As also discussed in this chapter, the members of the American health sector have recognized the importance of supply management to their businesses. As a result, they undergo various initiatives aimed at improving their practices. Moreover, the survey results show that the respondents have seen a reduction in the costs of their organization as a result of managing their supplies properly. In the same manner, majority of the respondents have reported an increase in their organization’s revenue due to their practice of supply management. Because of this, the third alternative hypothesis shall be accepted, which stated, the proper use of supply management strategies bring about benefits to the members of the health care industry.

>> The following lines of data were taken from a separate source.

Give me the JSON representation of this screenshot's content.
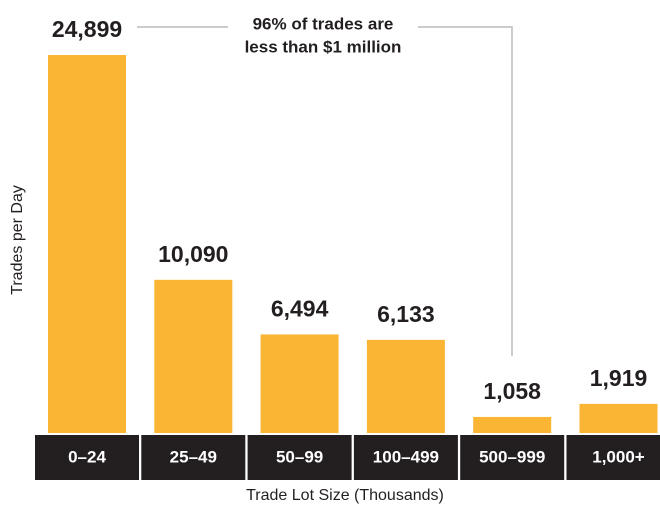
{
  "chart_data": {
    "type": "bar",
    "categories": [
      "0–24",
      "25–49",
      "50–99",
      "100–499",
      "500–999",
      "1,000+"
    ],
    "values": [
      24899,
      10090,
      6494,
      6133,
      1058,
      1919
    ],
    "value_labels": [
      "24,899",
      "10,090",
      "6,494",
      "6,133",
      "1,058",
      "1,919"
    ],
    "color": "#fbb534",
    "xlabel": "Trade Lot Size (Thousands)",
    "ylabel": "Trades per Day",
    "annotation": [
      "96% of trades are",
      "less than $1 million"
    ]
  }
}
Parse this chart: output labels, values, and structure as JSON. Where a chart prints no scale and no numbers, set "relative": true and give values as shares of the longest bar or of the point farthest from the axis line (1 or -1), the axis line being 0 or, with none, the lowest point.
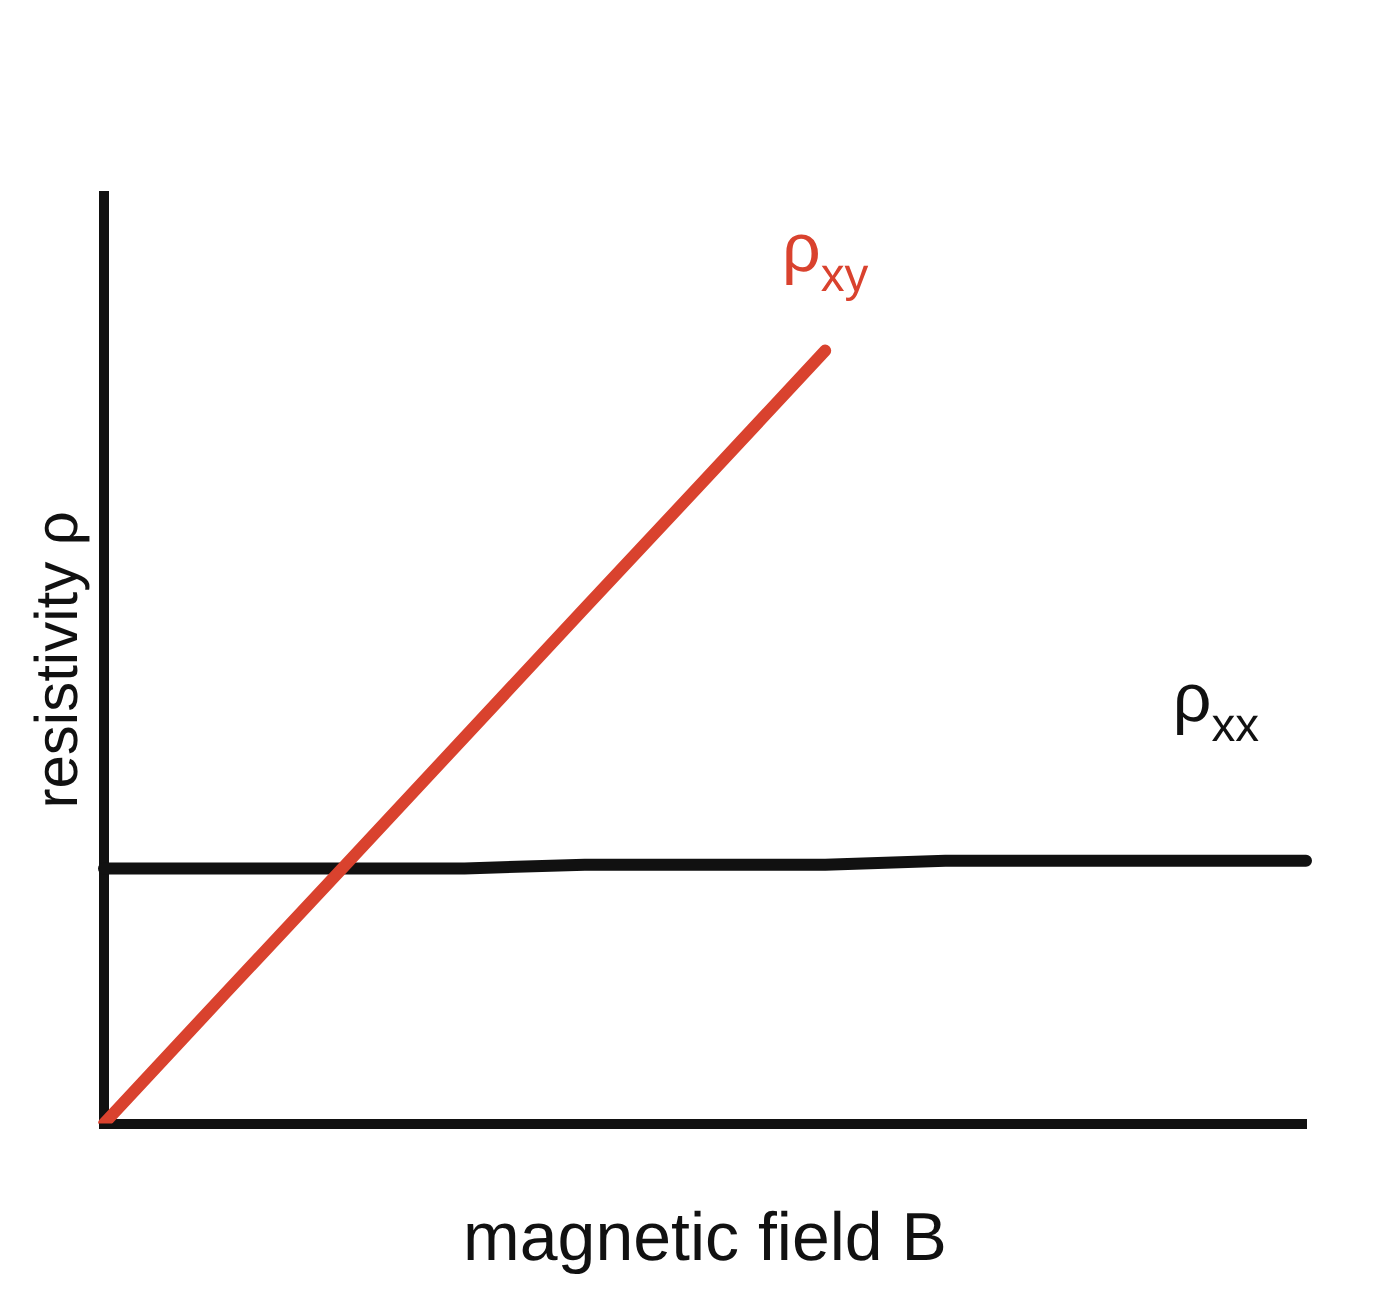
{
  "chart_data": {
    "type": "line",
    "relative": true,
    "xlabel": "magnetic field B",
    "ylabel": "resistivity ρ",
    "categories": [
      null,
      null,
      null,
      null,
      null,
      null,
      null,
      null,
      null,
      null,
      null
    ],
    "grid": false,
    "legend": false,
    "marker": "none",
    "line_style": "solid",
    "series": [
      {
        "name": "ρ$_{xy}$",
        "color": "#d9422e",
        "values": [
          0,
          0.167,
          0.333,
          0.5,
          0.667,
          0.833,
          1,
          null,
          null,
          null,
          null
        ]
      },
      {
        "name": "ρ$_{xx}$",
        "color": "#111111",
        "values": [
          0.33,
          0.33,
          0.33,
          0.33,
          0.335,
          0.335,
          0.335,
          0.34,
          0.34,
          0.34,
          0.34
        ]
      }
    ]
  }
}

In connection with the previous discussion, the respondents of this study, as well as the previous researchers mentioned recognize the fact that negative effects may be felt by the members of the American healthcare industry that would be caused by the inefficient use of supply management. This then leads to the acceptance of the fourth alternative hypothesis, inefficient supply management practices negatively affect members of the healthcare industry as it compromises the safety of the patients and eventually hamper the development of the businesses. Lastly, the results of the survey also reveal that there is a need for members of the healthcare industry to develop their own practices of supply management. This is because of the nature of supply management itself which needs to develop its own tools for supply management, not just imitating that of the other industries.
However, previous researches note that allowing the practices of other sectors especially that of the retail industry (the so-called Wal-mart system and barcode technologies) may help in ensuring the efficiency and competence of a practice of supply management that is unique to the healthcare industry. 6. 3. Recommendations The researchers recommend a more in depth analysis of supply management practices within the healthcare industry. In order to do so, it would help if future researchers would only focus on one aspect of the healthcare industry. Moreover, an in depth analysis could also entail the surveying of suppliers who are an essential part of the framework of these institutions concerning supply management.